Agents and advisors will need to have a single source of truth that will warehouse all of their clients’ data, transactional or not. Having this established system of record is necessary to prove their compliance with Reg BI. It would, quite simply, be impossible to demonstrate that all their recommendations and transactions support Reg BI without it.

Software Saves the Day

Leveraging an inforce policy management solution like Proformex is essential to an agent’s continued compliance in the way they conduct their business. Our platform is a single, secure, omnichannel location in which they can store all relevant client data. That means all suitability information for your clients and any recommendations you make to them can be accessed from one place.

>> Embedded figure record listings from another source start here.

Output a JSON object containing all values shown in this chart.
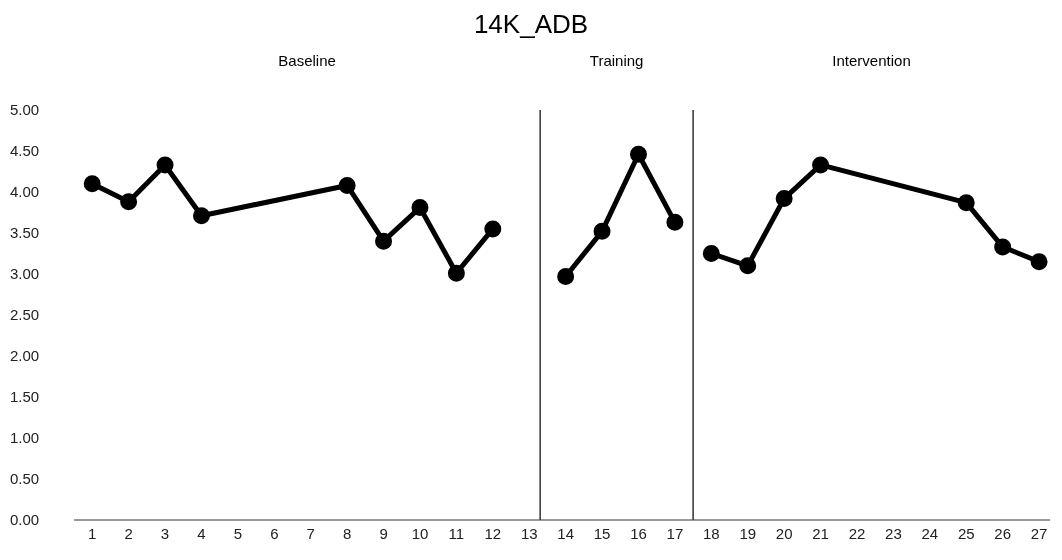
{
  "chart_data": {
    "type": "line",
    "title": "14K_ADB",
    "annotations": [
      "Baseline",
      "Training",
      "Intervention"
    ],
    "x": [
      1,
      2,
      3,
      4,
      5,
      6,
      7,
      8,
      9,
      10,
      11,
      12,
      13,
      14,
      15,
      16,
      17,
      18,
      19,
      20,
      21,
      22,
      23,
      24,
      25,
      26,
      27
    ],
    "series": [
      {
        "color": "#000000",
        "values": [
          4.1,
          3.88,
          4.33,
          3.71,
          null,
          null,
          null,
          4.08,
          3.4,
          3.81,
          3.01,
          3.55,
          null,
          null,
          null,
          null,
          null,
          null,
          null,
          null,
          null,
          null,
          null,
          null,
          null,
          null,
          null
        ]
      },
      {
        "color": "#000000",
        "values": [
          null,
          null,
          null,
          null,
          null,
          null,
          null,
          null,
          null,
          null,
          null,
          null,
          null,
          2.97,
          3.52,
          4.46,
          3.63,
          null,
          null,
          null,
          null,
          null,
          null,
          null,
          null,
          null,
          null
        ]
      },
      {
        "color": "#000000",
        "values": [
          null,
          null,
          null,
          null,
          null,
          null,
          null,
          null,
          null,
          null,
          null,
          null,
          null,
          null,
          null,
          null,
          null,
          3.25,
          3.1,
          3.92,
          4.33,
          null,
          null,
          null,
          3.87,
          3.33,
          3.15
        ]
      }
    ],
    "xlim": [
      0.5,
      27.3
    ],
    "xticks": [
      1,
      2,
      3,
      4,
      5,
      6,
      7,
      8,
      9,
      10,
      11,
      12,
      13,
      14,
      15,
      16,
      17,
      18,
      19,
      20,
      21,
      22,
      23,
      24,
      25,
      26,
      27
    ],
    "ylim": [
      0,
      5
    ],
    "yticks": [
      {
        "value": 0,
        "label": "0.00"
      },
      {
        "value": 0.5,
        "label": "0.50"
      },
      {
        "value": 1,
        "label": "1.00"
      },
      {
        "value": 1.5,
        "label": "1.50"
      },
      {
        "value": 2,
        "label": "2.00"
      },
      {
        "value": 2.5,
        "label": "2.50"
      },
      {
        "value": 3,
        "label": "3.00"
      },
      {
        "value": 3.5,
        "label": "3.50"
      },
      {
        "value": 4,
        "label": "4.00"
      },
      {
        "value": 4.5,
        "label": "4.50"
      },
      {
        "value": 5,
        "label": "5.00"
      }
    ],
    "ref_lines": [
      {
        "axis": "x",
        "value": 13.3,
        "color": "#333333"
      },
      {
        "axis": "x",
        "value": 17.5,
        "color": "#333333"
      }
    ],
    "marker": "circle",
    "line_style": "solid",
    "grid": false,
    "legend": false
  }
}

Taking it a step further, we also provide product alternatives to help agents address their clients’ ever-changing needs with automated annual policy reviews. Rather than asking your client to simply rely on you that the product you’re recommending is best for them, you’re empowered with the data we provide to you as an unbiased third party to show the client that in fact this is the product that aligns most closely with their needs. The report we provide to you – with the click of a button – is simplified in a way that makes the intricacies and nuances of life insurance easy for the consumer to understand.